The Australian government budget outcome for 2008 reported an expenditure of A$280 billion (US$180 billion at time of writing) or 25% of GDP.
Divided equally, 280 billion would give each resident of Australia A$13,340 and that was, more or less, what happened to the money.
Welfare, health and education combined to account for A$161 billion or 58% of the expenditure. People accept taxes as a necessity of life partly because these things, along with infrastructure, defense and other primary needs are best paid for collectively.
It makes sense to also pay for fundamental services such as clean air, fresh water, food and shelter. The food we eat and the roof over our heads we pay for after the taxman has taken his cut. What about paying for the rest?
The government spend on the environment is difficult to estimate. There is no line item in the budget, so we must estimate for the following:
- A3.8 billion on agriculture, fisheries and forestry
- A$3.2 billion on recreation and culture
- A$16.6 on the public service
Let’s be generous and say this adds up to A$10 billion or 3.6% of the federal environment spend. That’s A$10 billion for a land area of 7,692,024 square km.

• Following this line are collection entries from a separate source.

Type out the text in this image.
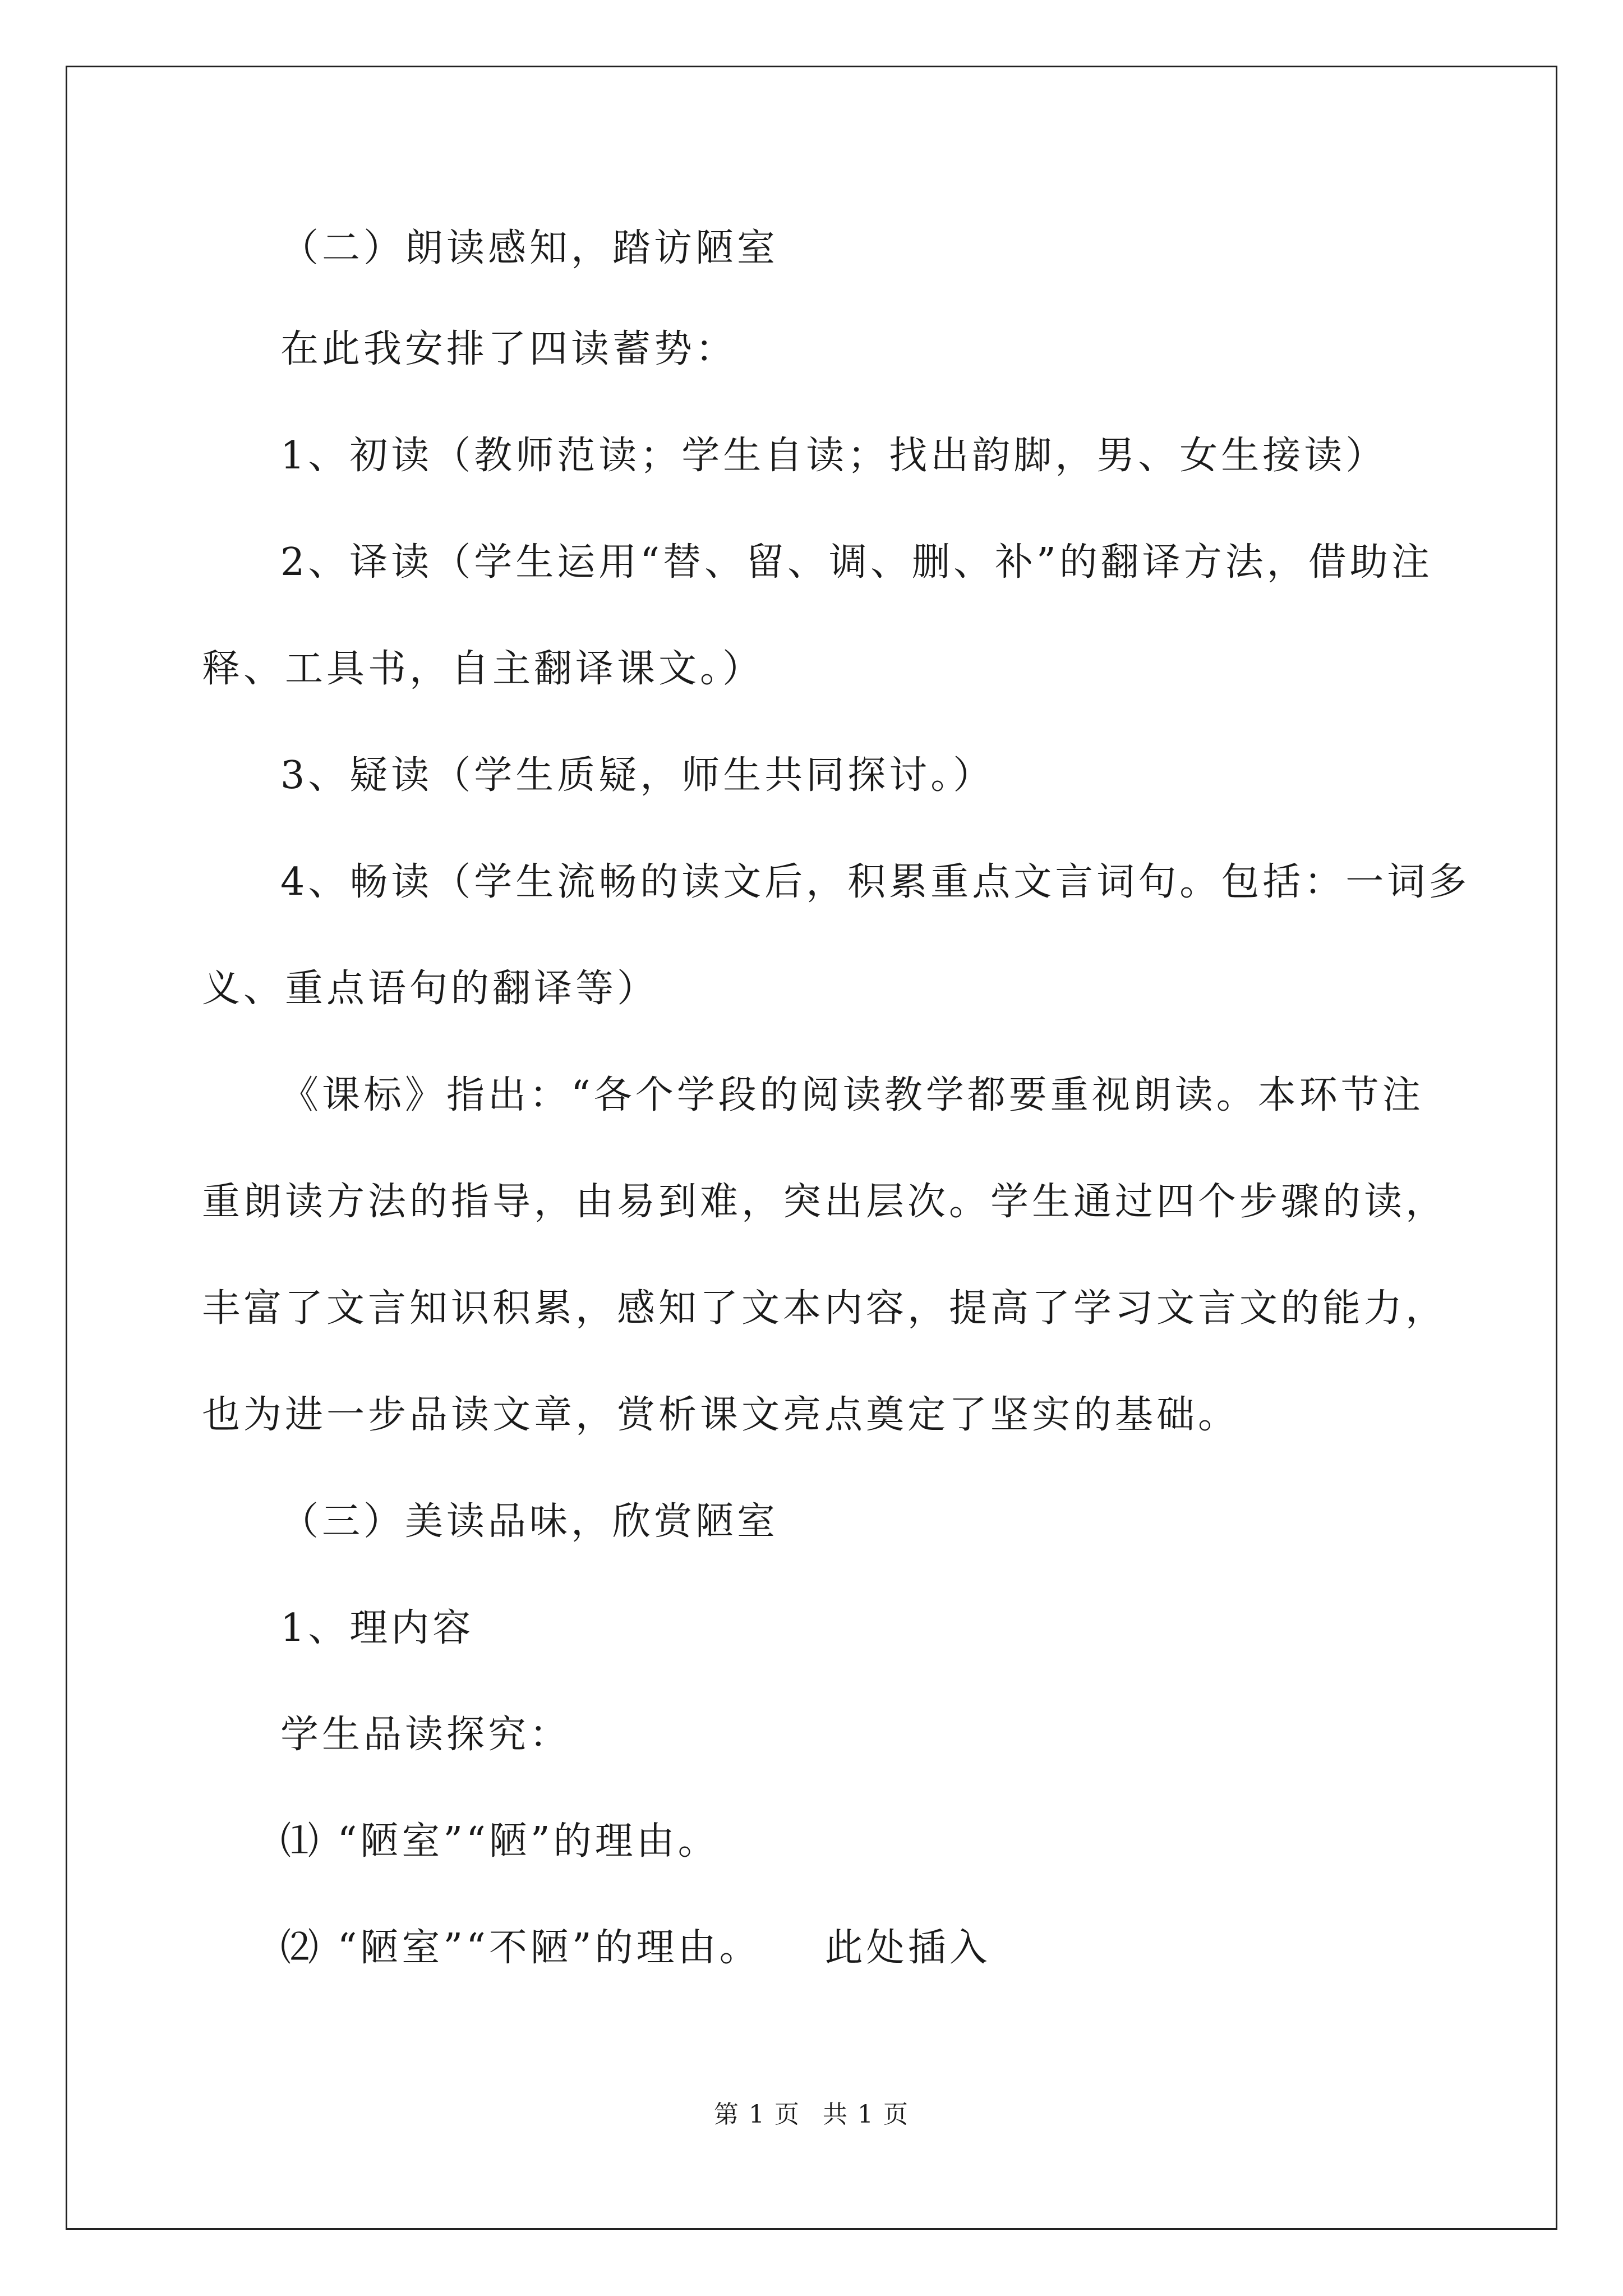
（二）朗读感知，踏访陋室
在此我安排了四读蓄势：
1、初读（教师范读；学生自读；找出韵脚，男、女生接读）
2、译读（学生运用“替、留、调、删、补”的翻译方法，借助注
释、工具书，自主翻译课文。）
3、疑读（学生质疑，师生共同探讨。）
4、畅读（学生流畅的读文后，积累重点文言词句。包括：一词多
义、重点语句的翻译等）
《课标》指出：“各个学段的阅读教学都要重视朗读。本环节注
重朗读方法的指导，由易到难，突出层次。学生通过四个步骤的读，
丰富了文言知识积累，感知了文本内容，提高了学习文言文的能力，
也为进一步品读文章，赏析课文亮点奠定了坚实的基础。
（三）美读品味，欣赏陋室
1、理内容
学生品读探究：
⑴ “陋室”“陋”的理由。
⑵ “陋室”“不陋”的理由。　　此处插入
第 1 页 共 1 页
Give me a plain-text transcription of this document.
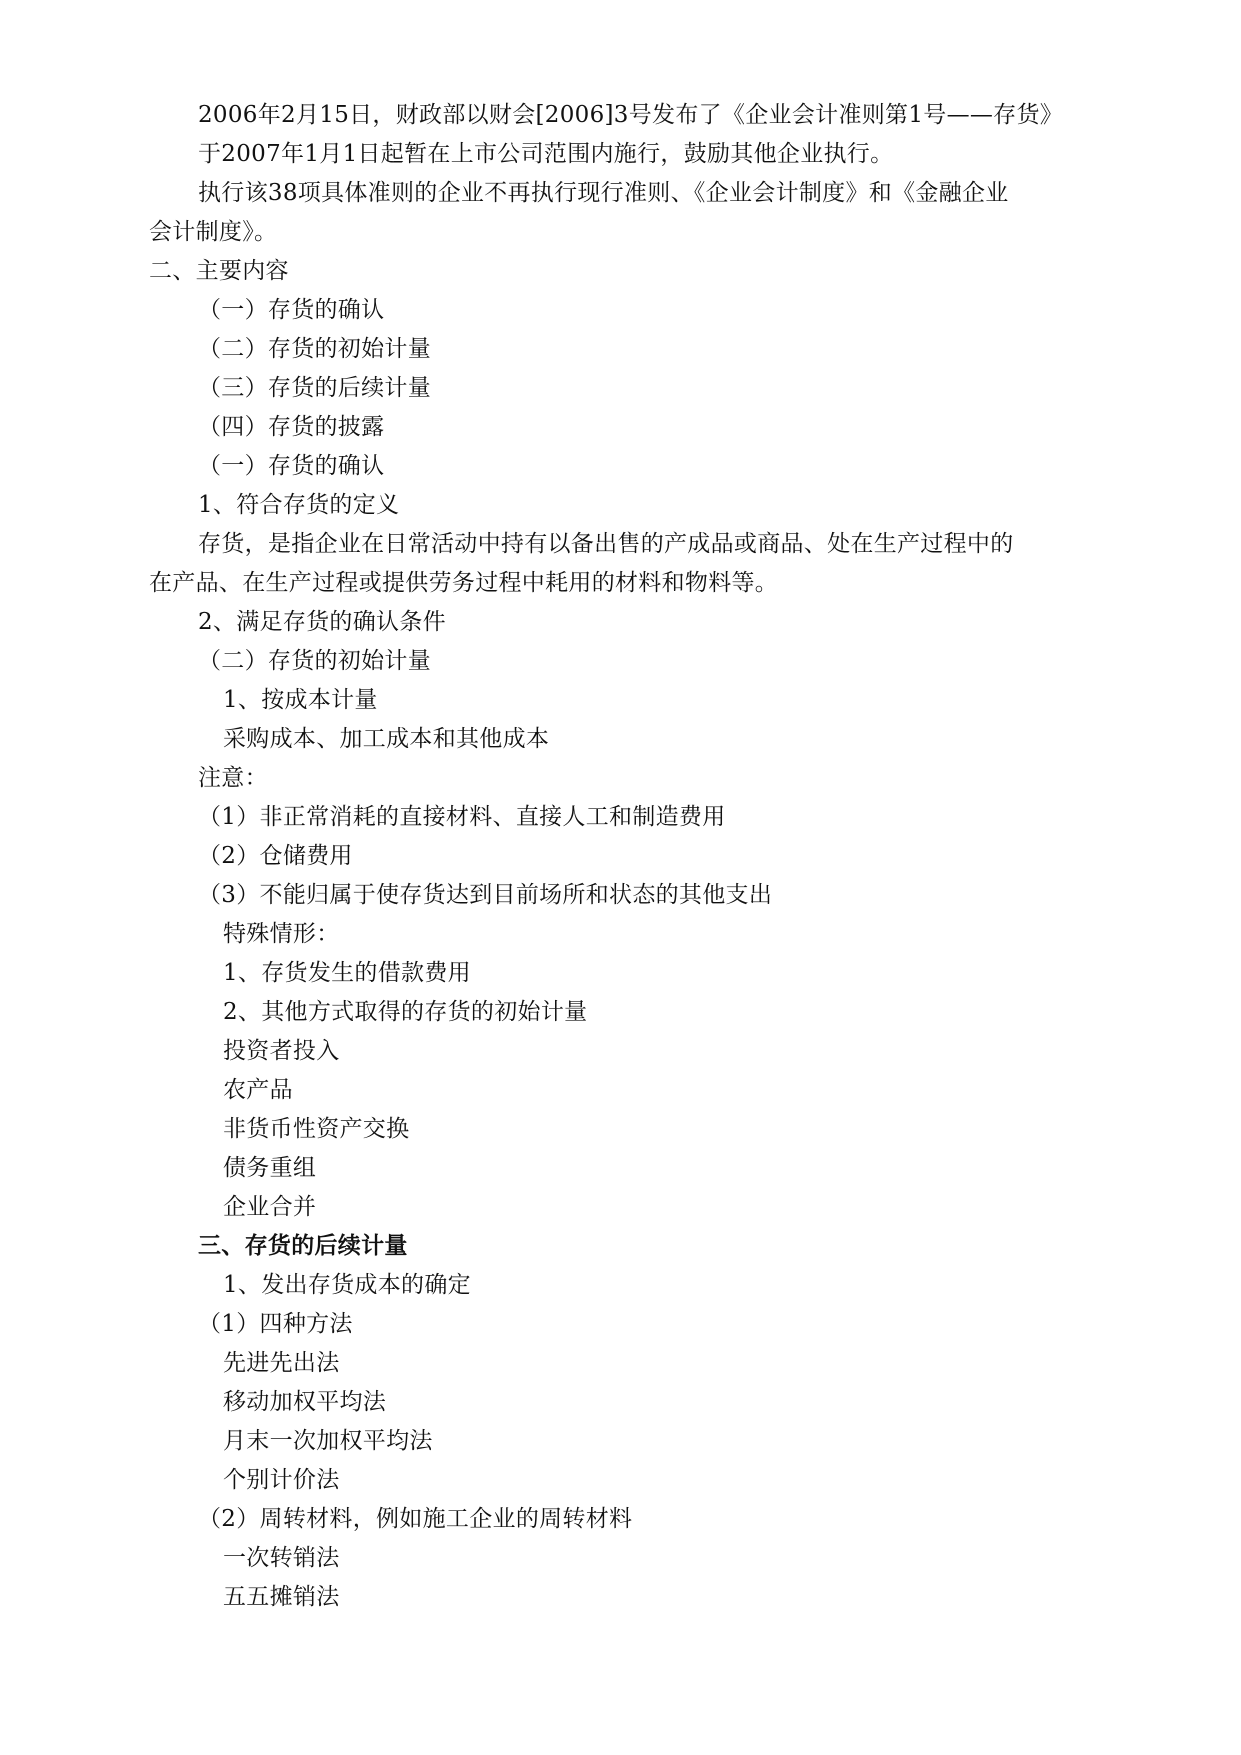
2006年2月15日，财政部以财会[2006]3号发布了《企业会计准则第1号——存货》
于2007年1月1日起暂在上市公司范围内施行，鼓励其他企业执行。
执行该38项具体准则的企业不再执行现行准则、《企业会计制度》和《金融企业
会计制度》。
二、主要内容
（一）存货的确认
（二）存货的初始计量
（三）存货的后续计量
（四）存货的披露
（一）存货的确认
1、符合存货的定义
存货，是指企业在日常活动中持有以备出售的产成品或商品、处在生产过程中的
在产品、在生产过程或提供劳务过程中耗用的材料和物料等。
2、满足存货的确认条件
（二）存货的初始计量
1、按成本计量
采购成本、加工成本和其他成本
注意：
（1）非正常消耗的直接材料、直接人工和制造费用
（2）仓储费用
（3）不能归属于使存货达到目前场所和状态的其他支出
特殊情形：
1、存货发生的借款费用
2、其他方式取得的存货的初始计量
投资者投入
农产品
非货币性资产交换
债务重组
企业合并
三、存货的后续计量
1、发出存货成本的确定
（1）四种方法
先进先出法
移动加权平均法
月末一次加权平均法
个别计价法
（2）周转材料，例如施工企业的周转材料
一次转销法
五五摊销法
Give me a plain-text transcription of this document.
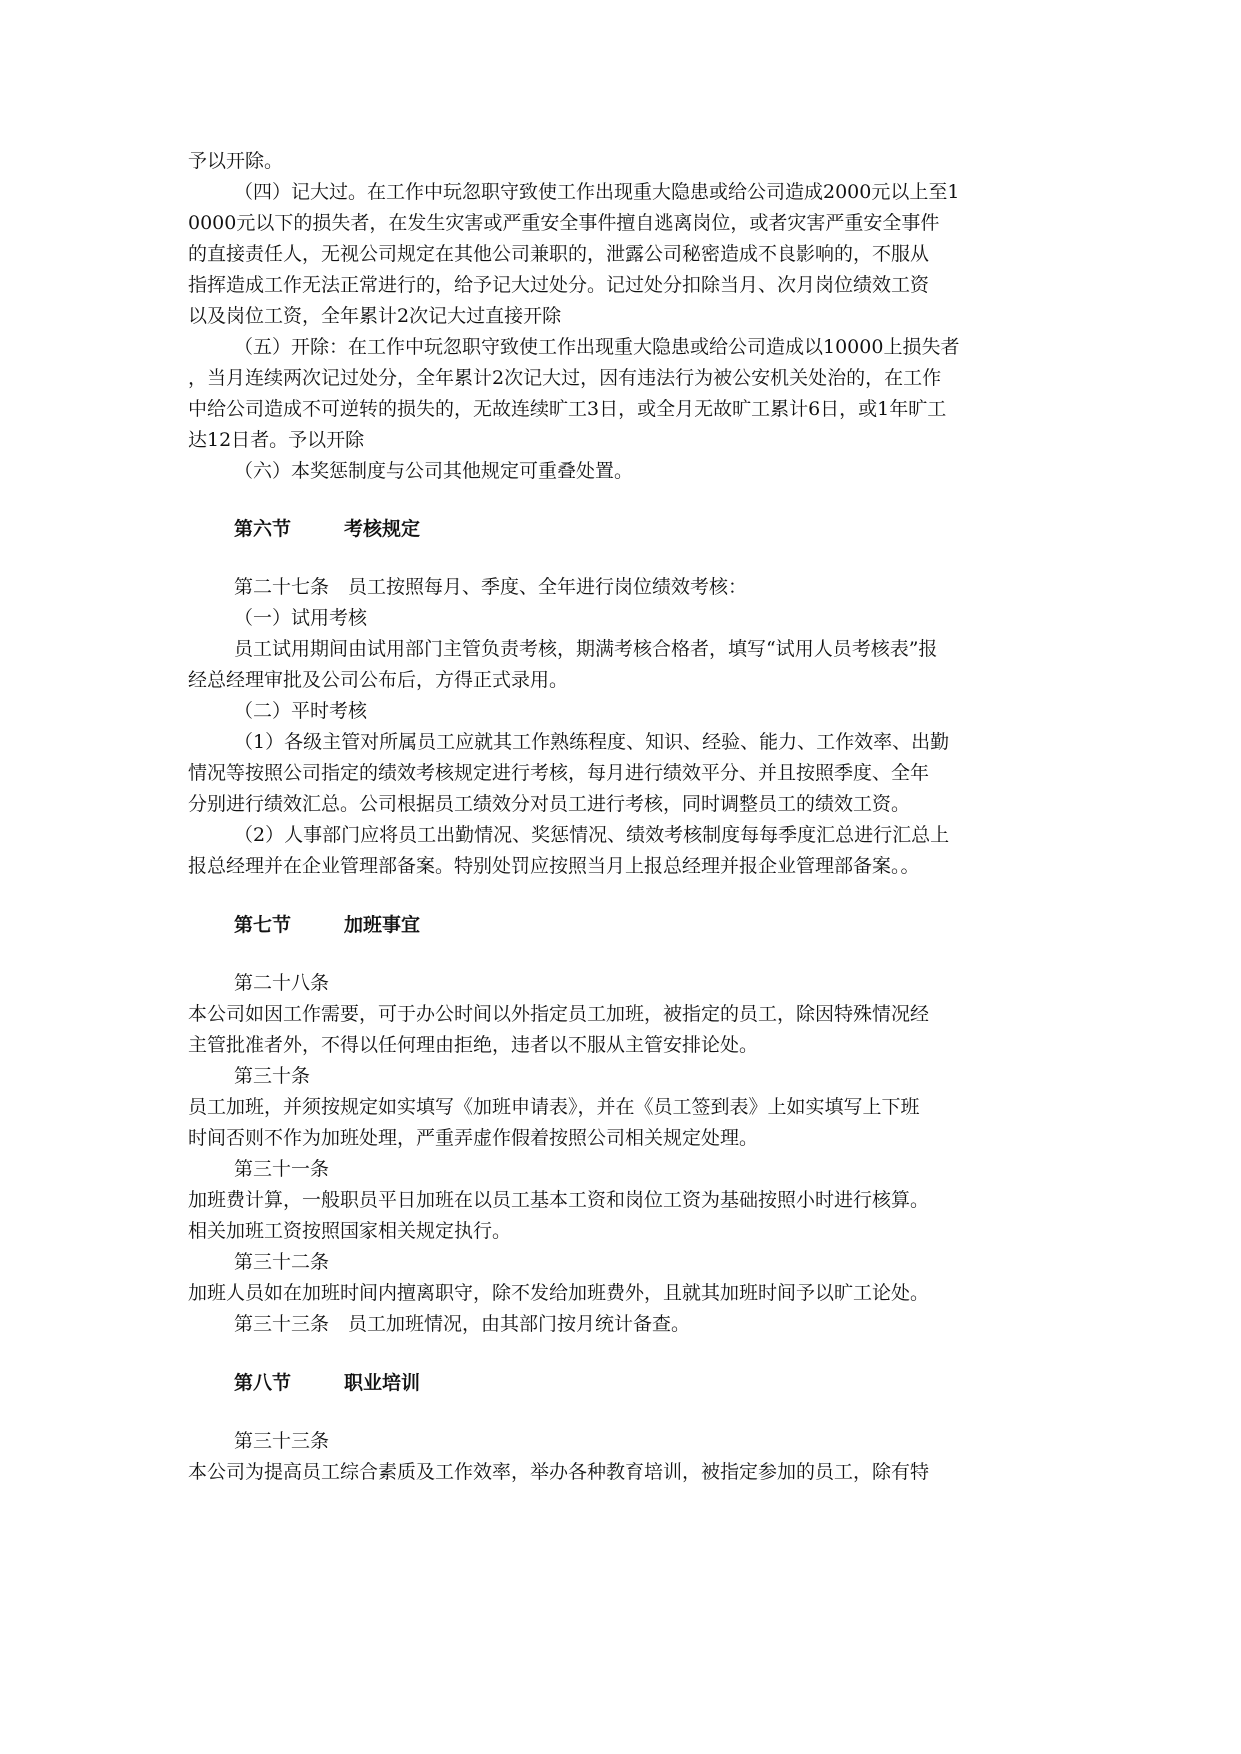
予以开除。
（四）记大过。在工作中玩忽职守致使工作出现重大隐患或给公司造成2000元以上至1
0000元以下的损失者，在发生灾害或严重安全事件擅自逃离岗位，或者灾害严重安全事件
的直接责任人，无视公司规定在其他公司兼职的，泄露公司秘密造成不良影响的，不服从
指挥造成工作无法正常进行的，给予记大过处分。记过处分扣除当月、次月岗位绩效工资
以及岗位工资，全年累计2次记大过直接开除
（五）开除：在工作中玩忽职守致使工作出现重大隐患或给公司造成以10000上损失者
，当月连续两次记过处分，全年累计2次记大过，因有违法行为被公安机关处治的，在工作
中给公司造成不可逆转的损失的，无故连续旷工3日，或全月无故旷工累计6日，或1年旷工
达12日者。予以开除
（六）本奖惩制度与公司其他规定可重叠处置。
第六节	考核规定
第二十七条　员工按照每月、季度、全年进行岗位绩效考核：
（一）试用考核
员工试用期间由试用部门主管负责考核，期满考核合格者，填写“试用人员考核表”报
经总经理审批及公司公布后，方得正式录用。
（二）平时考核
（1）各级主管对所属员工应就其工作熟练程度、知识、经验、能力、工作效率、出勤
情况等按照公司指定的绩效考核规定进行考核，每月进行绩效平分、并且按照季度、全年
分别进行绩效汇总。公司根据员工绩效分对员工进行考核，同时调整员工的绩效工资。
（2）人事部门应将员工出勤情况、奖惩情况、绩效考核制度每每季度汇总进行汇总上
报总经理并在企业管理部备案。特别处罚应按照当月上报总经理并报企业管理部备案。。
第七节	加班事宜
第二十八条
本公司如因工作需要，可于办公时间以外指定员工加班，被指定的员工，除因特殊情况经
主管批准者外，不得以任何理由拒绝，违者以不服从主管安排论处。
第三十条
员工加班，并须按规定如实填写《加班申请表》，并在《员工签到表》上如实填写上下班
时间否则不作为加班处理，严重弄虚作假着按照公司相关规定处理。
第三十一条
加班费计算，一般职员平日加班在以员工基本工资和岗位工资为基础按照小时进行核算。
相关加班工资按照国家相关规定执行。
第三十二条
加班人员如在加班时间内擅离职守，除不发给加班费外，且就其加班时间予以旷工论处。
第三十三条　员工加班情况，由其部门按月统计备查。
第八节	职业培训
第三十三条
本公司为提高员工综合素质及工作效率，举办各种教育培训，被指定参加的员工，除有特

This rounded amount, A$10 billion, is a curious figure. It suggests that we can get clean air, clean water, conservation, and aesthetic outcomes for 21 million inhabitants, plus extensive natural resource exports, for $13 per hectare.
“Ah,” the skeptic would interject, “what about the monies spent by the state and local government, not to mention the huge amount of input from farmers, resource managers and community groups?”
Fair enough. Let’s double the amount to capture the contribution from all pockets in the government purse – $26 per hectare is now more than the defense budget… by $4 per hectare.
It makes you think that from the government perspective at least, the environment is free.